Osmanlı imparatorluğu´nun iskan siyasetinde önemli bir rol oynayan konar-göçerlerin, içtimai, iktisadi, hukuki ve vergi durumları ile nizamları hakkında yaptığımız araştırmaların yanısıra, imparatorluğun bu yüzyılda karşı karşıya kaldığı iskan meselesinin ortaya çıkma sebeplerine ve devletin iç durumuna da kısaca değinmek lüzumu hasıl oldu.

Meskun yerlerin boşalmasına ve harab olmasına, ayrıca, iç düzenin bo-zulmasına yol açan şakavet hareketleri, uzun savaşların merkezi otorite üze-rinde meydana getirdiği tesirin bir sonucu olarak görünmektedir. Yine, uzun savaşların bir neticesi olarak, halka yüklenen yeni vergiler de, büyük bir nüfus hareketinin doğmasına yol açmıştı. Bununla beraber, iskan meselesinin çözümünde ana hedefi, şakavet hareketlerinin önlenmesi teşkil etmiştir. Bu sebeple, buna tevessül eden gruplar, devlet tarafından şiddetle ve ısrarla takip edilerek, uslanmak bilmez cemaat veya aşiretler sürgün mahallerine sevkedilmişlerdir. Ayrıca, böylece Güney´de, Rakka bölgesindeki mütecaviz Arap aşiretlerine karşı da bir set teşkil edilmiş oluyordu. Şakavet hareketleri, yerleşik ahalinin yerlerini terketmesine sebebiyet vermesi yanında, memleketin yeniden şen ve abadan edilebilmesi, yerlerini terkeden bu grubların, eski iskan mahallerine nakli ile mümkündü ki, bu da, onların emniyet hislerinin yeniden kazandırılmasiyle gerçekleşebilirdi. Bu sebeple, bu yüzyıla kadar bakımı ihmal edilmiş olan derbendlerin, tamiri ve yeniden nizamı hususu da ele alınmıştır. Böylece emniyetli bir hale getirilen yerler, yeniden ahali iskanı ile şenlendirilmiş ve ziraate açılarak, devletin gelir miktarı arttırılmıştır. Ayrıca, bu yeni iskanlar sebebiyle bölgelerin yeniden tahriri yapılarak mevcud vergi nizamının ıslahı imkanı doğmuştur. Bu suretle yerleşik ahalinin daha rahat bir hayat düzeyine kavuşması, devlet tarafından devamlı baskı altında tutulan ve iktisadi durumları günden güne fenalaşan göçer ahalinin de yerleşmek arzusunu çoğaltmıştır. Bu kabilden olmak üzere, kendilerine arazi tahsis edilerek iskan edilen konar-göçerler, yüzyılın sonlarına doğru artık köylü sınıfı arasında yer almıştır.

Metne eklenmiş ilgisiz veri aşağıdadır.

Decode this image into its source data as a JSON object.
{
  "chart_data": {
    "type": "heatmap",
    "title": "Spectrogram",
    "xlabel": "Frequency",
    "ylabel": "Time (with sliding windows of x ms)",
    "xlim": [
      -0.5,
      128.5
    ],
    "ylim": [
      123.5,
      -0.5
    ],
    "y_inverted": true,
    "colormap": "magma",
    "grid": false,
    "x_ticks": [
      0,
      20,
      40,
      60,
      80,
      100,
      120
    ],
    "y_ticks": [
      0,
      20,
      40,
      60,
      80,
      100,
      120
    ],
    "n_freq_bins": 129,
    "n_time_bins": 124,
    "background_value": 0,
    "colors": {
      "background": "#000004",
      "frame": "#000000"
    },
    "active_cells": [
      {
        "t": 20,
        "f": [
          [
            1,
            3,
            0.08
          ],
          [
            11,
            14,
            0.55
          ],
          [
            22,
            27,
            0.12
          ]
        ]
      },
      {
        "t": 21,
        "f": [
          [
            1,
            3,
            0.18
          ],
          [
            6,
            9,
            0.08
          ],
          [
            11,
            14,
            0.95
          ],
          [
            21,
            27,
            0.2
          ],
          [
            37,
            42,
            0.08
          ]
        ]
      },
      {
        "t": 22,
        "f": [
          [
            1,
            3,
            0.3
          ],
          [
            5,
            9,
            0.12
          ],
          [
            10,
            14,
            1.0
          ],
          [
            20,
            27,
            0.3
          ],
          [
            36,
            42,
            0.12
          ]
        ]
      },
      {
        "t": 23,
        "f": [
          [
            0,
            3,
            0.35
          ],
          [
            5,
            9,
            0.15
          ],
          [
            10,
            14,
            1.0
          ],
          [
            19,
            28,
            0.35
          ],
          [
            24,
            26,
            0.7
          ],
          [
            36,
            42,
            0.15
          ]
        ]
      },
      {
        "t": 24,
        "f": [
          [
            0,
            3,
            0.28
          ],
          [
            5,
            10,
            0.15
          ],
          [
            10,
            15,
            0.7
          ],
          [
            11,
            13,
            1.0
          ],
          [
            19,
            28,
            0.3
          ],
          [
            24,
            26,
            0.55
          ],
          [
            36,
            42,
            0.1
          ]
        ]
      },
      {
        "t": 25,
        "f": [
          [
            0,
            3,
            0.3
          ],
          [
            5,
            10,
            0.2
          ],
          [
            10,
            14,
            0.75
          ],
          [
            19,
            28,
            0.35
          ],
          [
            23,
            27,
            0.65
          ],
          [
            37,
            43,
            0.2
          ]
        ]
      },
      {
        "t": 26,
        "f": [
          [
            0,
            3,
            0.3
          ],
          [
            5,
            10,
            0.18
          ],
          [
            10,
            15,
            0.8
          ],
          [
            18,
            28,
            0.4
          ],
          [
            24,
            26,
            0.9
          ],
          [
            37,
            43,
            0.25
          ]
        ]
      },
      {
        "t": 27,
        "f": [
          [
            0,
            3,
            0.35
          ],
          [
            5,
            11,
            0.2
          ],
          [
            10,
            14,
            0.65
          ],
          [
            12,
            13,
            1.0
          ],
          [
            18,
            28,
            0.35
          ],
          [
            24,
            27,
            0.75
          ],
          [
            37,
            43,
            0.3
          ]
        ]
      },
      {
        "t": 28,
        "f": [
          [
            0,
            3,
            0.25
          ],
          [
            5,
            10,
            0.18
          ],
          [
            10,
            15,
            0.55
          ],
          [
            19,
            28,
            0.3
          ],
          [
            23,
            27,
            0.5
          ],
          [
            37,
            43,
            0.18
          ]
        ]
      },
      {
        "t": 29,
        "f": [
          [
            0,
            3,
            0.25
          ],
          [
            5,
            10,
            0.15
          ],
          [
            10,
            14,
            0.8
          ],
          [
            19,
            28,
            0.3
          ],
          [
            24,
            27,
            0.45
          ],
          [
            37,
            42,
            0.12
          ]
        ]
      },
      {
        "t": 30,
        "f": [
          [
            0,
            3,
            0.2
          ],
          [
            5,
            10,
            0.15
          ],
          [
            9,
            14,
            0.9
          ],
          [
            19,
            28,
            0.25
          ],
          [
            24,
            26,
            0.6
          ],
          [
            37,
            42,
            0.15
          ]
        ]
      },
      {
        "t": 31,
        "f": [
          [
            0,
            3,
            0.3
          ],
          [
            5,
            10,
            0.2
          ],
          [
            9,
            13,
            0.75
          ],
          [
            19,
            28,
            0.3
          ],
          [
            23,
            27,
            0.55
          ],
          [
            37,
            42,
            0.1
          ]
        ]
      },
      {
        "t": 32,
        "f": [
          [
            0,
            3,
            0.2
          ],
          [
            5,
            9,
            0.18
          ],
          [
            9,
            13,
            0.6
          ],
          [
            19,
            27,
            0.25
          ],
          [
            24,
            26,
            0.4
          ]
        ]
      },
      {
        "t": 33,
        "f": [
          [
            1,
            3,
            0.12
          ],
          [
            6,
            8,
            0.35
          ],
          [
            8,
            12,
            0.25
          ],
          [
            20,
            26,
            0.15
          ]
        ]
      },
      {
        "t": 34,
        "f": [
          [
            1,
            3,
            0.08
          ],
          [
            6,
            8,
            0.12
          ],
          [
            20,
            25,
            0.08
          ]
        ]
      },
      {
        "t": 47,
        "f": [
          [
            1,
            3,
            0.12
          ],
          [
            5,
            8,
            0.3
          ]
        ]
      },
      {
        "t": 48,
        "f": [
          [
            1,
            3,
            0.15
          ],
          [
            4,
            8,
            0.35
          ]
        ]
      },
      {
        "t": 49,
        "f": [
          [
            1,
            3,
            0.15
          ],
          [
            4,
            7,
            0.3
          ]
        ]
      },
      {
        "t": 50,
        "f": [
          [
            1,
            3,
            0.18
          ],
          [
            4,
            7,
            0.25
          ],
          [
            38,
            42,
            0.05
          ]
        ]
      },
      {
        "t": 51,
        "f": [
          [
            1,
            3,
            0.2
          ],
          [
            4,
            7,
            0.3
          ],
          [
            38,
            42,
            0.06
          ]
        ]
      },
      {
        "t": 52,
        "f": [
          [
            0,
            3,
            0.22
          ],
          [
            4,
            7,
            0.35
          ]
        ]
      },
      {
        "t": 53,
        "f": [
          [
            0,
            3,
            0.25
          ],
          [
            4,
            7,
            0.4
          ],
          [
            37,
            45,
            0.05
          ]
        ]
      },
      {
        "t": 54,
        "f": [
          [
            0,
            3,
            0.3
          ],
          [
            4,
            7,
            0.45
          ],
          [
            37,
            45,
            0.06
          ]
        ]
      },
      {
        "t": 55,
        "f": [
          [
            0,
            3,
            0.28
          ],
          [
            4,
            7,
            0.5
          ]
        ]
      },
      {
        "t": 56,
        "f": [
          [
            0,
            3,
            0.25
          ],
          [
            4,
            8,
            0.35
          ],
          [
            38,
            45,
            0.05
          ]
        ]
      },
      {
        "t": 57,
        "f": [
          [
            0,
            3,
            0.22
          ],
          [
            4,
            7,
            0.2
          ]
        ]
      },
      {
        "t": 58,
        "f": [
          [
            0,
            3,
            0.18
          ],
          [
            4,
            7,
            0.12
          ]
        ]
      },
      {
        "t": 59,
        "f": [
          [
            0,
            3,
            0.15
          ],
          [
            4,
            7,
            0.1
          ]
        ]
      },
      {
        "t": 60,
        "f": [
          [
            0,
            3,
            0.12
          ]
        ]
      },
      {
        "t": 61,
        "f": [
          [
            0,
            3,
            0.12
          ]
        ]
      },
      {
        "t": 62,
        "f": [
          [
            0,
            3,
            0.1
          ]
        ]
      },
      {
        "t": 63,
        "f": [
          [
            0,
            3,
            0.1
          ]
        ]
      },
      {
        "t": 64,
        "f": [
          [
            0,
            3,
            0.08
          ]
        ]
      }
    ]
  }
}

İskan en geniş manasiyle bir beşeri yerleşmedir. Mevsimlerin seyrine uyarak yer değiştiren, yazın yaylaya çıkan, kışın ovaya yazlığa inen yarı göçebe grubların bir müddet için yerleşmeleri; sedanter insanların oturdukları münferid mesken, çiftlik, köy, kasaba ve şehir, geçici veya devamlı, toplu ve-ya dağınık, küçük veya büyük bütün yerleşmeler, iskan olayı olarak telakki edilmektedir.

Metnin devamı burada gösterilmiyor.